Namun, dalam keyakinan masyarakat, setiap periode tertentu, sang pemilik warung wajib persembahkan tumbal.

Dalam ulasan Ainun, ada beberapa jenis ajian pelaris antara lain: jin peludah, jin penjilat piring, pocong, jimat, benda-benda keramat, ajian sempak kuah bakso, dan lainnya.

Dalam hal ini, bisa jadi, menurut hemat penulis, jin khusus menggunakan daging kecoak bisa jadi adalah salah satu di antaranya.

Sebagai contoh, cara kerja jin peludah dalam catatan Ainun adalah jin penjilat akan menjilat piring yang sudah dicuci dengan tujuan keduanya ialah agar makanan itu terasa enak.

Adapun ciri warung yang memiliki jin pelaris antara lain:

1. Rasa makanannya enak. Tetapi makanan itu akan terasa berbeda jika seseorang berdoa sebelum makan.

2. Tempatnya kotor, namun banyak orang yang tetap ingin makan di sana. Makhluk-makhluk gaib memang menyukai tempat yang kotor dan lembab. “Kotor itu merupakan syarat bagi pemilik warung agar warung itu menjadi laris,” kata Ainun.

3. Ada ruangan terlarang. Tempat itu digunakan sebagai rumah bagi jin pelaris. Selain itu, tempat tersebut dapat digunakan sebagai lokasi ritual bagi pemilik warung. Biasanya ruangan itu berada di dekat toilet, dapur, atau belakang warung.

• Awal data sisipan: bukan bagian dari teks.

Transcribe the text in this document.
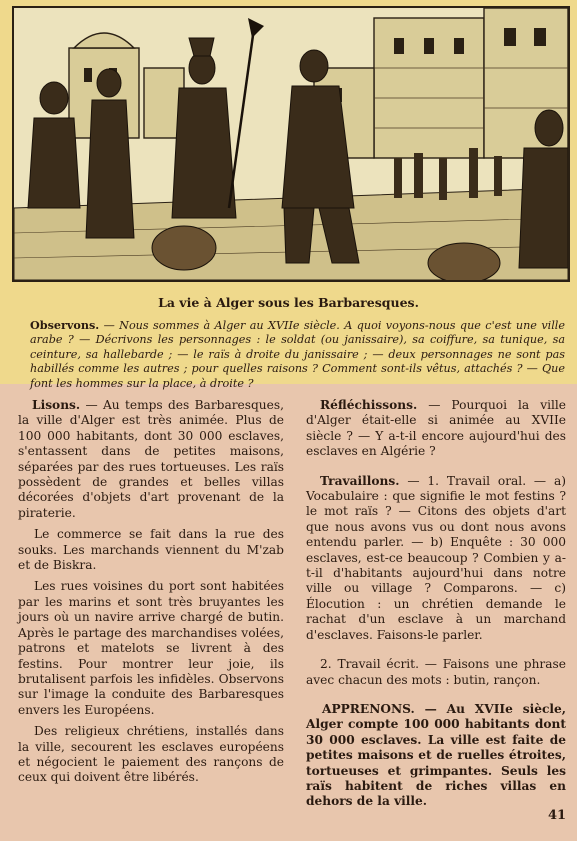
La vie à Alger sous les Barbaresques.

Observons. — Nous sommes à Alger au XVIIe siècle. A quoi voyons-nous que c'est une ville arabe ? — Décrivons les personnages : le soldat (ou janissaire), sa coiffure, sa tunique, sa ceinture, sa hallebarde ; — le raïs à droite du janissaire ; — deux personnages ne sont pas habillés comme les autres ; pour quelles raisons ? Comment sont-ils vêtus, attachés ? — Que font les hommes sur la place, à droite ?

Lisons. — Au temps des Barbaresques, la ville d'Alger est très animée. Plus de 100 000 habitants, dont 30 000 esclaves, s'entassent dans de petites maisons, séparées par des rues tortueuses. Les raïs possèdent de grandes et belles villas décorées d'objets d'art provenant de la piraterie.

Le commerce se fait dans la rue des souks. Les marchands viennent du M'zab et de Biskra.

Les rues voisines du port sont habitées par les marins et sont très bruyantes les jours où un navire arrive chargé de butin. Après le partage des marchandises volées, patrons et matelots se livrent à des festins. Pour montrer leur joie, ils brutalisent parfois les infidèles. Observons sur l'image la conduite des Barbaresques envers les Européens.

Des religieux chrétiens, installés dans la ville, secourent les esclaves européens et négocient le paiement des rançons de ceux qui doivent être libérés.

Réfléchissons. — Pourquoi la ville d'Alger était-elle si animée au XVIIe siècle ? — Y a-t-il encore aujourd'hui des esclaves en Algérie ?

Travaillons. — 1. Travail oral. — a) Vocabulaire : que signifie le mot festins ? le mot raïs ? — Citons des objets d'art que nous avons vus ou dont nous avons entendu parler. — b) Enquête : 30 000 esclaves, est-ce beaucoup ? Combien y a-t-il d'habitants aujourd'hui dans notre ville ou village ? Comparons. — c) Élocution : un chrétien demande le rachat d'un esclave à un marchand d'esclaves. Faisons-le parler.

2. Travail écrit. — Faisons une phrase avec chacun des mots : butin, rançon.

APPRENONS. — Au XVIIe siècle, Alger compte 100 000 habitants dont 30 000 esclaves. La ville est faite de petites maisons et de ruelles étroites, tortueuses et grimpantes. Seuls les raïs habitent de riches villas en dehors de la ville.

41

4. Warung justru tutup pada hari kerja, misalnya hari Senin, Rabu, dan Kamis.

5. Tempat cuci piring jauh atau terpisah dari bangunan utama. Ainun berkata bahwa persayaratan tersebut tidak begitu aneh. Namun, tidak ada salahnya untuk merasa curiga.

6. Pemilik warung dengan jin pelaris itu sendiri yang meracik bumbu meskipun sudah memiliki banyak karyawan. Selain itu, dia juga menangani langsung perhitungan uang atau menempati posisi sebagai kasir.

7. Makanan tidak boleh dibungkus karena akan berubah menjadi tidak enak. “Karena kekuatan magis penglaris hilang saat melewati jembatan ataupun perempatan jalan,” ujar Ainun.

Nah, dari ketujuh ciri di atas, tampaknya keluarga Rahmat seperti diceritakan di awal, bisa jadi akibat makanannya dibungkus dan dibawa pulang. Akibatnya, kedok buruknya terungkap.

Benar atau tidak, dipersilakan pembaca berikan kesimpulan dan pendapatnya masing-masing.  Faktanya, dalam kepercayaan masyarakat, hingga kini hal seperti itu masih menjadi bauh bibir.